Fig. 2. Quantifying single-cell HLA expression using a personalized pipeline.

Fig. 2.

(A) Frequency of each imputed two-field HLA allele across all cohorts. Most common alleles (up to ten) are labeled for each gene, with other alleles grouped into “other.” Alleles with frequency of less than five are not labeled. (B) Boxplot (each observation is one sample) showing percentage change (y-axis) in the estimated UMIs for each HLA gene (x-axis) summed across all cells after quantification with scHLApers (compared to a pipeline using the standard reference genome) in the Synovium dataset (n=69 individuals). The center line of the boxplot represents the median, the lower and upper box limits represent the 25% and 75% quantiles, respectively, the whiskers extend to the box limit ±1.5 × IQR, and outlying points are plotted individually. Plot for all cohorts is in Fig. S4C. Dotted red line denotes no change. (C) Percentage change in estimated expression (y-axis) for three example genes (HLA-DQA1, HLA-DQB1, and HLA-DRB1) per sample as a function of the mean (between the individual’s two alleles) Levenshtein distance relative to the reference allele at the 3’ end (x-axis). Dotted red line denotes no change. Plot for all genes is in Fig. S4D. (D) Comparing the estimated HLA expression as measured using shorter reads (84 bp, y-axis) versus longer reads (289 bp, x-axis) in the standard pipeline (top row) compared to scHLApers (bottom row).
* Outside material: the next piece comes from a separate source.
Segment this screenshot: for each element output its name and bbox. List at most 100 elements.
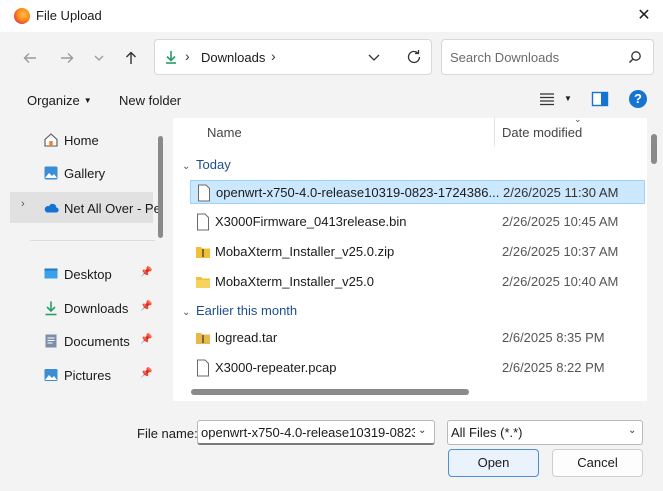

Each dot shows the mean log(CP10k+1)-normalized expression across cells for one sample in the PBMC-cultured dataset (n=146 samples from 73 individuals). r is calculated as Pearson correlation; dashed gray line is the identity line. (E) HLA expression in different cell types across cohorts: myeloid (n=145,090 cells), B (n=180,935), T (n=805,389), NK (n=125,865), fibroblasts (n=82,651) and endothelial (n=26,300). Dot size indicates the proportion of cells with nonzero expression; color indicates log(CP10k+1)-normalized expression (mean across cells).